Published:December 02, 2022DOI:



      Nonaccidental trauma (NAT) affects >100,000 children in the United States every year and is associated with significant mortality and morbidity. Little is known about the financial burden of NAT, particularly in comparison to accidental trauma (AT). We sought to compare hospital charges and outcomes between children presenting with NAT and AT.


      Pediatric (<16 y) trauma hospitalizations from 2006 to 2018 were identified using the Healthcare Cost and Utilization Project (HCUP) National Inpatient Sample (NIS) and Kid’s Inpatient Sample (KID) databases. Hospitalizations were identified as NAT or AT based on ICD codes. Discharge weights were used to obtain national estimates and standardize them across the different sampling structures. Outcomes (hospital charges, length of stay (LOS), and mortality) were compared, and multivariate regression analyses were used to assess independent predictors of hospital charges and mortality.

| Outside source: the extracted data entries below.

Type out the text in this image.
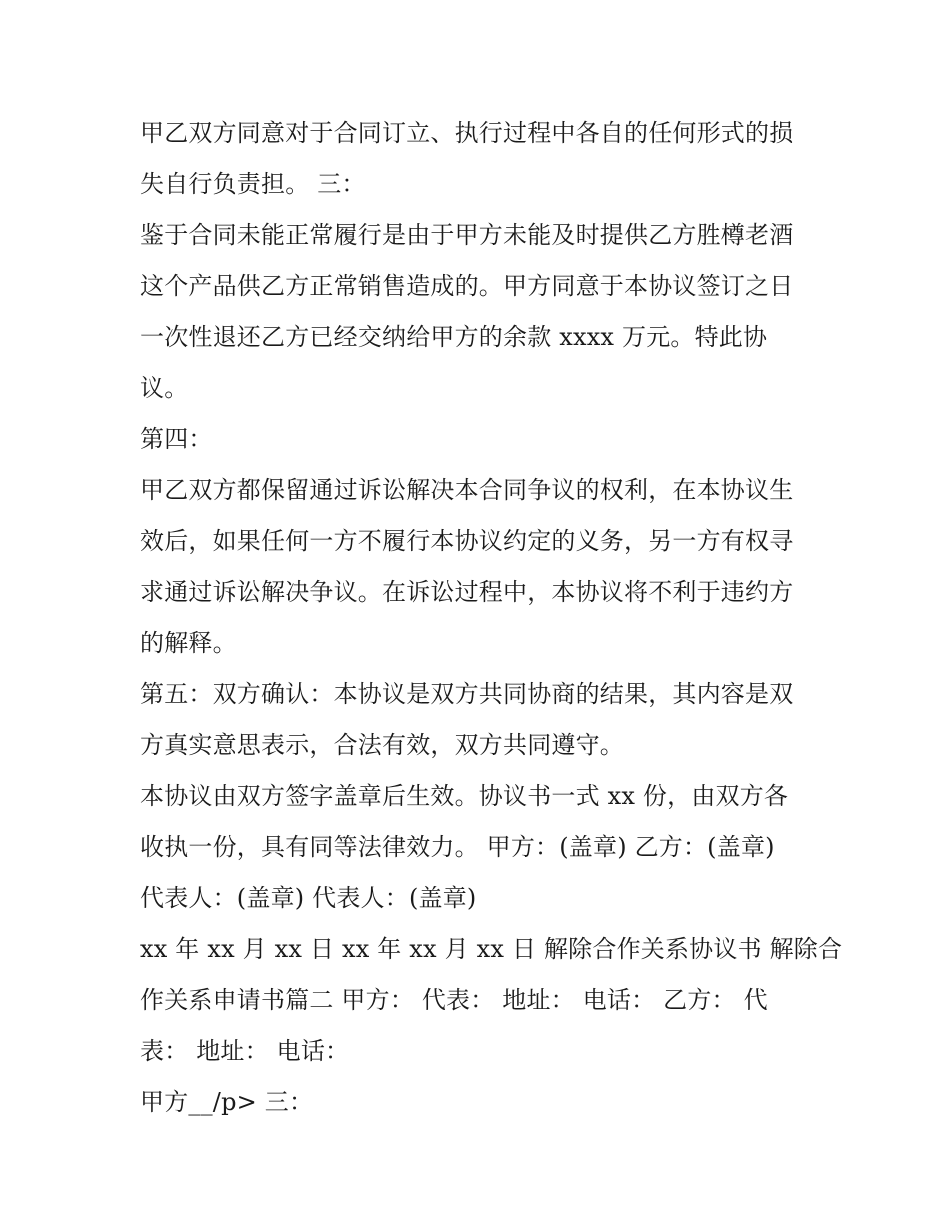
甲乙双方同意对于合同订立、执行过程中各自的任何形式的损
失自行负责担。 三：
鉴于合同未能正常履行是由于甲方未能及时提供乙方胜樽老酒
这个产品供乙方正常销售造成的。甲方同意于本协议签订之日
一次性退还乙方已经交纳给甲方的余款 xxxx 万元。特此协
议。
第四：
甲乙双方都保留通过诉讼解决本合同争议的权利，在本协议生
效后，如果任何一方不履行本协议约定的义务，另一方有权寻
求通过诉讼解决争议。在诉讼过程中，本协议将不利于违约方
的解释。
第五：双方确认：本协议是双方共同协商的结果，其内容是双
方真实意思表示，合法有效，双方共同遵守。
本协议由双方签字盖章后生效。协议书一式 xx 份，由双方各
收执一份，具有同等法律效力。 甲方：(盖章) 乙方：(盖章)
代表人：(盖章) 代表人：(盖章)
xx 年 xx 月 xx 日 xx 年 xx 月 xx 日 解除合作关系协议书 解除合
作关系申请书篇二 甲方： 代表： 地址： 电话： 乙方： 代
表： 地址： 电话：
甲方__/p> 三：
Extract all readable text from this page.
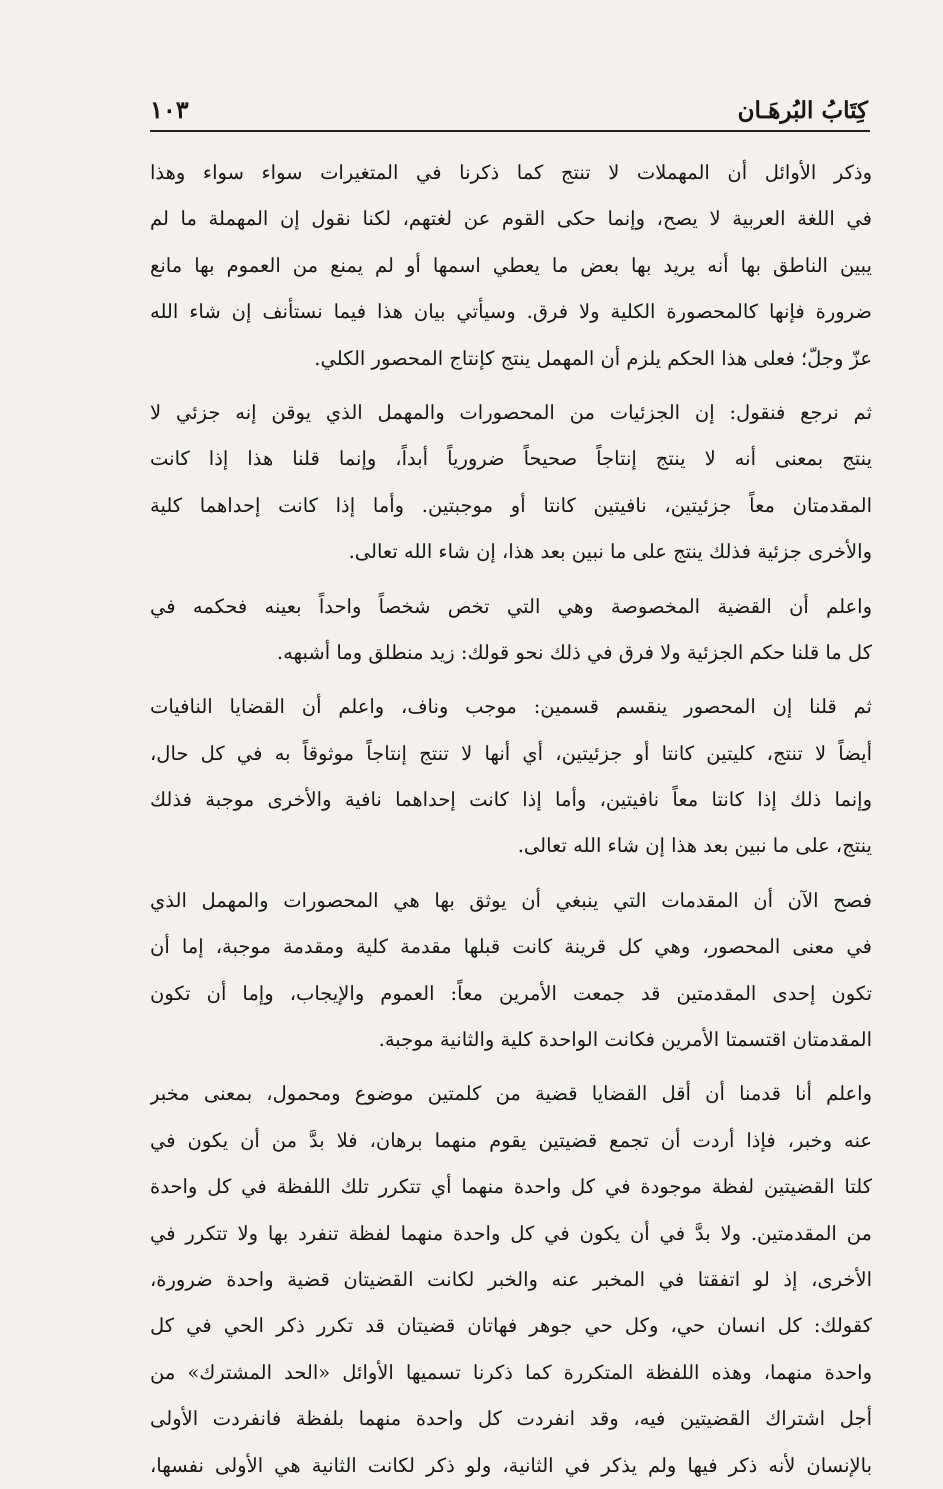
١٠٣	كِتَابُ البُرهَـان
وذكر الأوائل أن المهملات لا تنتج كما ذكرنا في المتغيرات سواء سواء وهذا
في اللغة العربية لا يصح، وإنما حكى القوم عن لغتهم، لكنا نقول إن المهملة ما لم
يبين الناطق بها أنه يريد بها بعض ما يعطي اسمها أو لم يمنع من العموم بها مانع
ضرورة فإنها كالمحصورة الكلية ولا فرق. وسيأتي بيان هذا فيما نستأنف إن شاء الله
عزّ وجلّ؛ فعلى هذا الحكم يلزم أن المهمل ينتج كإنتاج المحصور الكلي.
ثم نرجع فنقول: إن الجزئيات من المحصورات والمهمل الذي يوقن إنه جزئي لا
ينتج بمعنى أنه لا ينتج إنتاجاً صحيحاً ضرورياً أبداً، وإنما قلنا هذا إذا كانت
المقدمتان معاً جزئيتين، نافيتين كانتا أو موجبتين. وأما إذا كانت إحداهما كلية
والأخرى جزئية فذلك ينتج على ما نبين بعد هذا، إن شاء الله تعالى.
واعلم أن القضية المخصوصة وهي التي تخص شخصاً واحداً بعينه فحكمه في
كل ما قلنا حكم الجزئية ولا فرق في ذلك نحو قولك: زيد منطلق وما أشبهه.
ثم قلنا إن المحصور ينقسم قسمين: موجب وناف، واعلم أن القضايا النافيات
أيضاً لا تنتج، كليتين كانتا أو جزئيتين، أي أنها لا تنتج إنتاجاً موثوقاً به في كل حال،
وإنما ذلك إذا كانتا معاً نافيتين، وأما إذا كانت إحداهما نافية والأخرى موجبة فذلك
ينتج، على ما نبين بعد هذا إن شاء الله تعالى.
فصح الآن أن المقدمات التي ينبغي أن يوثق بها هي المحصورات والمهمل الذي
في معنى المحصور، وهي كل قرينة كانت قبلها مقدمة كلية ومقدمة موجبة، إما أن
تكون إحدى المقدمتين قد جمعت الأمرين معاً: العموم والإيجاب، وإما أن تكون
المقدمتان اقتسمتا الأمرين فكانت الواحدة كلية والثانية موجبة.
واعلم أنا قدمنا أن أقل القضايا قضية من كلمتين موضوع ومحمول، بمعنى مخبر
عنه وخبر، فإذا أردت أن تجمع قضيتين يقوم منهما برهان، فلا بدَّ من أن يكون في
كلتا القضيتين لفظة موجودة في كل واحدة منهما أي تتكرر تلك اللفظة في كل واحدة
من المقدمتين. ولا بدَّ في أن يكون في كل واحدة منهما لفظة تنفرد بها ولا تتكرر في
الأخرى، إذ لو اتفقتا في المخبر عنه والخبر لكانت القضيتان قضية واحدة ضرورة،
كقولك: كل انسان حي، وكل حي جوهر فهاتان قضيتان قد تكرر ذكر الحي في كل
واحدة منهما، وهذه اللفظة المتكررة كما ذكرنا تسميها الأوائل «الحد المشترك» من
أجل اشتراك القضيتين فيه، وقد انفردت كل واحدة منهما بلفظة فانفردت الأولى
بالإنسان لأنه ذكر فيها ولم يذكر في الثانية، ولو ذكر لكانت الثانية هي الأولى نفسها،
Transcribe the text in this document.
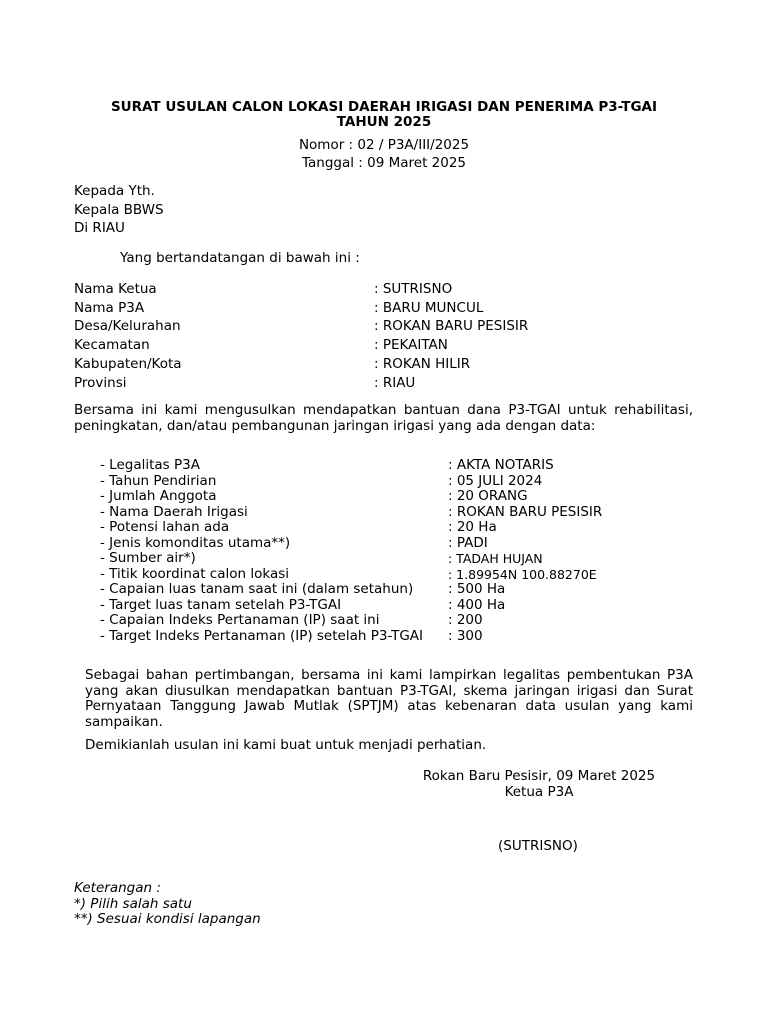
SURAT USULAN CALON LOKASI DAERAH IRIGASI DAN PENERIMA P3-TGAI
TAHUN 2025
Nomor : 02 / P3A/III/2025
Tanggal : 09 Maret 2025
Kepada Yth.
Kepala BBWS
Di RIAU
Yang bertandatangan di bawah ini :
Nama Ketua	: SUTRISNO
Nama P3A	: BARU MUNCUL
Desa/Kelurahan	: ROKAN BARU PESISIR
Kecamatan	: PEKAITAN
Kabupaten/Kota	: ROKAN HILIR
Provinsi	: RIAU
Bersama ini kami mengusulkan mendapatkan bantuan dana P3-TGAI untuk rehabilitasi, peningkatan, dan/atau pembangunan jaringan irigasi yang ada dengan data:
- Legalitas P3A	: AKTA NOTARIS
- Tahun Pendirian	: 05 JULI 2024
- Jumlah Anggota	: 20 ORANG
- Nama Daerah Irigasi	: ROKAN BARU PESISIR
- Potensi lahan ada	: 20 Ha
- Jenis komonditas utama**)	: PADI
- Sumber air*)	: TADAH HUJAN
- Titik koordinat calon lokasi	: 1.89954N 100.88270E
- Capaian luas tanam saat ini (dalam setahun)	: 500 Ha
- Target luas tanam setelah P3-TGAI	: 400 Ha
- Capaian Indeks Pertanaman (IP) saat ini	: 200
- Target Indeks Pertanaman (IP) setelah P3-TGAI	: 300
Sebagai bahan pertimbangan, bersama ini kami lampirkan legalitas pembentukan P3A yang akan diusulkan mendapatkan bantuan P3-TGAI, skema jaringan irigasi dan Surat Pernyataan Tanggung Jawab Mutlak (SPTJM) atas kebenaran data usulan yang kami sampaikan.
Demikianlah usulan ini kami buat untuk menjadi perhatian.
Rokan Baru Pesisir, 09 Maret 2025
Ketua P3A
(SUTRISNO)
Keterangan :
*) Pilih salah satu
**) Sesuai kondisi lapangan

      Fifty-eight Thousand Two Hundred Seventy-five pediatric hospitalizations were included with 17,954 (0.3%) categorized as NAT. Children with NAT were younger, more female, less likely to identify as White, and more under public insurance than those with AT. Hospital charges were significantly higher in patients with NAT ($27,100 versus $19,900, P < 0.0001). Mortality (4.9% versus 0.0%, P < 0.0001) and LOS (3.2 d versus 1.5 d, P < 0.0001) were significantly higher among patients with NAT. Multivariable regression analyses identified NAT as a predictor of higher hospital charges, mortality, and LOS.


      Nonaccidental trauma in pediatric patients is associated with significantly higher hospital charges, mortality, and LOS than accidental trauma. Ongoing research focused on the relative impact of known risk factors and resource utilization is needed.